This is the final review in the "Books About Asian Women" series. These are the previous entries: Memoirs of a Geisha, The Joy Luck Club, and Shanghai Girls.
Although East is East was meant to be my final review in the books about Asian women series, it's not really about Asian women. Rather, it is about a half-Japanese, half-American sailor named Hiro who, in attempt to escape a Japanese society that won't accept him, jumps ship for the expected greener pastures of America. He instead finds himself a fugitive on an island off the coast of Georgia, which is the location of a writer's and artist's retreat. His attempt to survive and escape from the island is probably the funniest and most entertaining part of this novel. One part that was laugh out loud funny to me is when he goes into a convenience store and, after making his purchase, bows and says obscenities, thinking it to be polite, because of what he saw in a Clint Eastwood movie. As well, he is able to stay at a wealthy, elderly woman's home because she mistakes him for a composer that she saw in Atlanta. Unfortunately, these are the best parts about this novel.

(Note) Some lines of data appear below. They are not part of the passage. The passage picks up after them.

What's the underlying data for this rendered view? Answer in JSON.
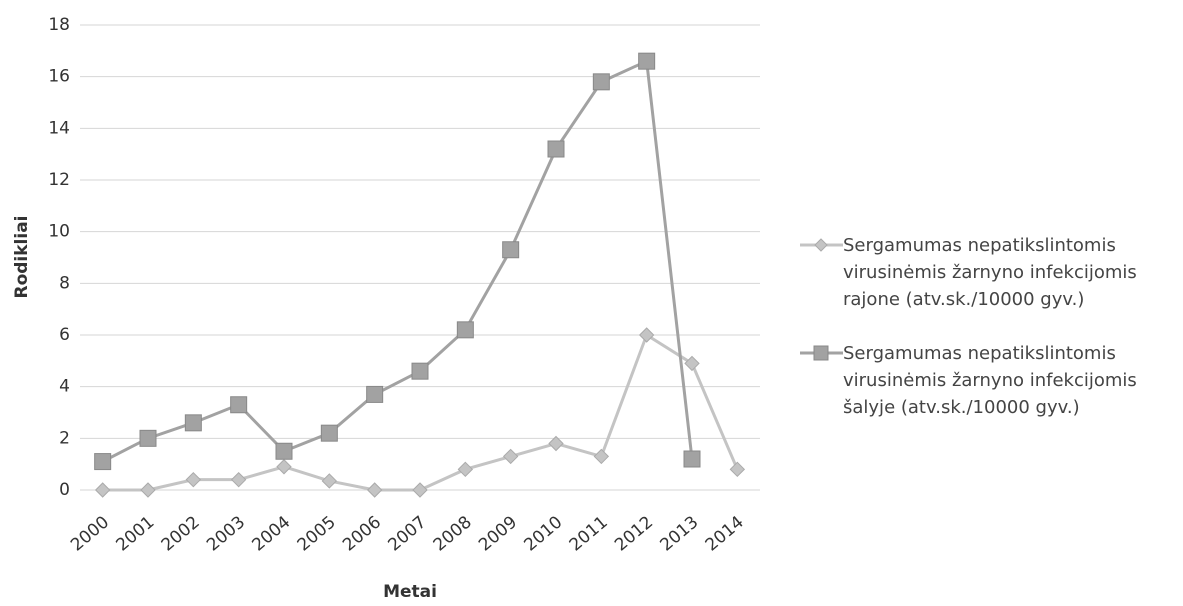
{
  "chart_data": {
    "type": "line",
    "x_label": "Metai",
    "y_label": "Rodikliai",
    "categories": [
      "2000",
      "2001",
      "2002",
      "2003",
      "2004",
      "2005",
      "2006",
      "2007",
      "2008",
      "2009",
      "2010",
      "2011",
      "2012",
      "2013",
      "2014"
    ],
    "series": [
      {
        "name": "Sergamumas nepatikslintomis virusinėmis žarnyno infekcijomis rajone (atv.sk./10000 gyv.)",
        "color": "#c4c4c4",
        "marker": "diamond",
        "values": [
          0,
          0,
          0.4,
          0.4,
          0.9,
          0.35,
          0,
          0,
          0.8,
          1.3,
          1.8,
          1.3,
          6.0,
          4.9,
          0.8
        ]
      },
      {
        "name": "Sergamumas nepatikslintomis virusinėmis žarnyno infekcijomis šalyje (atv.sk./10000 gyv.)",
        "color": "#a2a2a2",
        "marker": "square",
        "values": [
          1.1,
          2.0,
          2.6,
          3.3,
          1.5,
          2.2,
          3.7,
          4.6,
          6.2,
          9.3,
          13.2,
          15.8,
          16.6,
          1.2,
          null
        ]
      }
    ],
    "ylim": [
      0,
      18
    ],
    "yticks": [
      0,
      2,
      4,
      6,
      8,
      10,
      12,
      14,
      16,
      18
    ],
    "grid": true,
    "legend": "right"
  }
}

Later, he is helped by one of the writers, a mid-twenties woman who is dating the son of the retreat owner. She leaves him food and offers to let him stay in her writer's cabin. However, her intentions are not as pure as they seem. She has been having writer's block and is hoping her experience with Hiro can help her along her way to win the Pulitzer; in fact, when she thinks he has left her, she says "to hell with him." She is also quite childish in her envy of a former classmate who has been much more successful in the writing game than she. "All she writes about is sex!" she says. And perhaps this is unfair of me, but I can't help but feel like her experience must reflect that of the author, T.C. Boyle. Is it a sign that you don't really have a story that you're itching to tell if one of your main characters is a writer who is struggling to find something to write about?
The novel largely revolves around the struggle of these two; we aren't really brought into the struggles and desires of the surrounding characters. When we are, though, it is not central to the plot. Thus, the only character I feel any sympathy for is Hiro, making at least half the book something I don't care about. And when the reader does get to follow him, it seems like just one long chain of suffering and fighting to survive. It was not very enjoyable to read; if not for my resolve to finish it wouldn't have been. It has no redeeming value in terms of history or culture that the previous novels in the series do. If it does have a side benefit somewhere, it might be in the vocabulary one picks up. It was as if the author had a heart-felt need to prove himself through his vocabulary. But I feel like I can safely make the recommendation to skip East is East.